I've always used the cheap 6 dollar mechanical timers from the hardware store.push the buttons down for the hours you want it on.cheap and easy,I use these on all my tanks.


----------



## sick1166 (May 8, 2017)

6.00 timer works great also the timer has a switch to slid if I want my light on anytime


----------



## jeffkrol (Jun 5, 2013)

MtAnimals said:


> I've always used the cheap 6 dollar mechanical timers from the hardware store.push the buttons down for the hours you want it on.cheap and easy,I use these on all my tanks.





sick1166 said:


> 6.00 timer works great also the timer has a switch to slid if I want my light on anytime





Either use it on a touch switch enabled light?


----------



## Mike A. (Jan 6, 2018)

jeffkrol said:


> Either use it on a touch switch enabled light?


The Spec V light maintains last state through power cycles so works with pretty much any timer. The newer version anyway. Not sure about the older one. I use a Z-wave plug myself. No need for that but I have all of the rest anyway so makes it easy.


----------



## jeffkrol (Jun 5, 2013)

Mike A. said:


> The Spec V light maintains last state through power cycles so works with pretty much any timer. The newer version anyway. Not sure about the older one. I use a Z-wave plug myself. No need for that but I have all of the rest anyway so makes it easy.

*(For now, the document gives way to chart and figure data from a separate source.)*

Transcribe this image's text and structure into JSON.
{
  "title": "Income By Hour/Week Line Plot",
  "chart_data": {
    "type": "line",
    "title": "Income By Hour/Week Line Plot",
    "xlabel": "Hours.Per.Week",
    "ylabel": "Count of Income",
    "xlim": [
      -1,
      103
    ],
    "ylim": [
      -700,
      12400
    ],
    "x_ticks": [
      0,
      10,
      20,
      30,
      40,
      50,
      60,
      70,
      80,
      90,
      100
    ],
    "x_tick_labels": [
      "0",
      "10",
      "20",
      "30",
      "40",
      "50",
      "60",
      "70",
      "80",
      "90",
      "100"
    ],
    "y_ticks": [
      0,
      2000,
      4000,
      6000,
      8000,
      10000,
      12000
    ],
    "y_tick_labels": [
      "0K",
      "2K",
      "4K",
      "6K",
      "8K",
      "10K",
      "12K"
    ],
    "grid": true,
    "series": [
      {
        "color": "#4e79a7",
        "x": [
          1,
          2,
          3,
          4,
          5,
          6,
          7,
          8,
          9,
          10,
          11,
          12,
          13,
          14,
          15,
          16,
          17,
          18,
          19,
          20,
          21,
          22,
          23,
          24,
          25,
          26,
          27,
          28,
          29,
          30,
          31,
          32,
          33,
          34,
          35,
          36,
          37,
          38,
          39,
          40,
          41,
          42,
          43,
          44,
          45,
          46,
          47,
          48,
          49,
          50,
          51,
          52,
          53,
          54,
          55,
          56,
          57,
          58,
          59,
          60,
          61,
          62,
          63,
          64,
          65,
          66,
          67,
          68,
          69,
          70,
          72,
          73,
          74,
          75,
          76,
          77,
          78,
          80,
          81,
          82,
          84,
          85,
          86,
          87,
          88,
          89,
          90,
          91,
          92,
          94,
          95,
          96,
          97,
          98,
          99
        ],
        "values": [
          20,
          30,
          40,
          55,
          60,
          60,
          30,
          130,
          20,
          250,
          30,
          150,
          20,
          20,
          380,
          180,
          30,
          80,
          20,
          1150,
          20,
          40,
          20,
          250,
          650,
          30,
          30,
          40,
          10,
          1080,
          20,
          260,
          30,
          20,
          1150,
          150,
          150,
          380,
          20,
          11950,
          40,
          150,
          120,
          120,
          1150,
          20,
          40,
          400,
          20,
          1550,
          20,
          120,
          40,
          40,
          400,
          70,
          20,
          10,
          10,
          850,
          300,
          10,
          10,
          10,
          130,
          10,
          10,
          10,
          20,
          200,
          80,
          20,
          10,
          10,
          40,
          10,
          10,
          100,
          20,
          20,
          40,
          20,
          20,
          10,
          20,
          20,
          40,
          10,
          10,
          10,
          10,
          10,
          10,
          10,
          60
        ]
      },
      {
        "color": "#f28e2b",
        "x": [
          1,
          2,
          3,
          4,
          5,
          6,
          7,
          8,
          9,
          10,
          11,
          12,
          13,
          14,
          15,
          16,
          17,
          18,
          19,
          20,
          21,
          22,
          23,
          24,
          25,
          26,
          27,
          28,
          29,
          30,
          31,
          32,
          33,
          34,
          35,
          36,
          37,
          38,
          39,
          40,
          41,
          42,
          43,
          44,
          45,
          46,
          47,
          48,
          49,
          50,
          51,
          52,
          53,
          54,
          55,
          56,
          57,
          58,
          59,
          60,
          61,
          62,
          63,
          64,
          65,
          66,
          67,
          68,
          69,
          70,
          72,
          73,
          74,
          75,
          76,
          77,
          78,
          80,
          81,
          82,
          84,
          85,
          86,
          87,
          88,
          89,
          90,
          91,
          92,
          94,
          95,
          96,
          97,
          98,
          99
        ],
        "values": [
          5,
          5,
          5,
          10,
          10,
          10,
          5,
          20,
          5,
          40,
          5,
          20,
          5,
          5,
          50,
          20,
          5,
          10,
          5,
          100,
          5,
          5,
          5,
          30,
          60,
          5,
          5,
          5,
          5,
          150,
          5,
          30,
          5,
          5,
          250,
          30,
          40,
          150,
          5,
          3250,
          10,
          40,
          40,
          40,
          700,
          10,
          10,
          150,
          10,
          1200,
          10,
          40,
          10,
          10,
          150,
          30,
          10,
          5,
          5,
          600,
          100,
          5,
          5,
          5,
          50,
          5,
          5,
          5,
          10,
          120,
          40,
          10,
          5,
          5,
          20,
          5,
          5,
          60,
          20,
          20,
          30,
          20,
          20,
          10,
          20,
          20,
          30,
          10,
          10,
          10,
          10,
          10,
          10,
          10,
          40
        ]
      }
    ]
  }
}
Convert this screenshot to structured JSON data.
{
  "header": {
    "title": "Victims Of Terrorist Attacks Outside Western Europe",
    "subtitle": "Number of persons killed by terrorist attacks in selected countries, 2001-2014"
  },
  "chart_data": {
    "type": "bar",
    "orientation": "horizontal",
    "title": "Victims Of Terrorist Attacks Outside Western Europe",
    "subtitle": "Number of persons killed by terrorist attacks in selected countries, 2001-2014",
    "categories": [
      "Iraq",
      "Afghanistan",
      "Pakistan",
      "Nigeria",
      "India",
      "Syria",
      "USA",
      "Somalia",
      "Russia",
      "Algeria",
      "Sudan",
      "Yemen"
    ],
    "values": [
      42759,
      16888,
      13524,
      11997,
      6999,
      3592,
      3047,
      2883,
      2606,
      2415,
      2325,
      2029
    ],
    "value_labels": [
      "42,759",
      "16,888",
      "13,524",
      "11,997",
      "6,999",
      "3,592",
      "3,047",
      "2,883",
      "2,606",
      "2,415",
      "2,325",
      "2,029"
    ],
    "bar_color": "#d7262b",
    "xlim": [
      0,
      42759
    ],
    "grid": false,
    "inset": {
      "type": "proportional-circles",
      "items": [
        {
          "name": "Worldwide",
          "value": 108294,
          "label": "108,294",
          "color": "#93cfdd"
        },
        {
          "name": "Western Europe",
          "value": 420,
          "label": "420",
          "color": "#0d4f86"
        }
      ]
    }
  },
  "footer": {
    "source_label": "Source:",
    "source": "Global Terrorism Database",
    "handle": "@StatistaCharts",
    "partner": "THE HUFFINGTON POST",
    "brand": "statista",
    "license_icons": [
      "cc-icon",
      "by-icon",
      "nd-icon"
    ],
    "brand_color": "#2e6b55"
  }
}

Thanks, I had no clue if it would work or not.


----------



## DarkOne (Aug 26, 2018)

I use smart plugs and strips for my tank lights including a Spec 3. They're about $10 ea per plug ($5 on sale) or $30 for a 4 plug strip and controlled with the SmartLife app. You can schedule multiple on/off cycles. It also links to Amazon Echo (and Google Home). I have 11 tanks connected to Echo (Dots are $20-$30) and have voice control over all my tanks or one by one ("alexa, turn on all aquariums" or "alexa, turn on 75 gallon"). 

I bought the plugs and strips from Amazon and found Echo Dots on craigslist for $25 but prices came down on Amazon.


----------



## thorsonic (Jan 6, 2019)

Aren't you also turning off the pump with the light? Wouldn't this create a problem?



I haven't got my Spec V yet, but it appears to have one cord for the pump and light.


----------



## Poochaku (Jul 5, 2018)

There are two separate cords


----------



## thorsonic (Jan 6, 2019)

Poochaku said:


> There are two separate cords


Thanks!


----------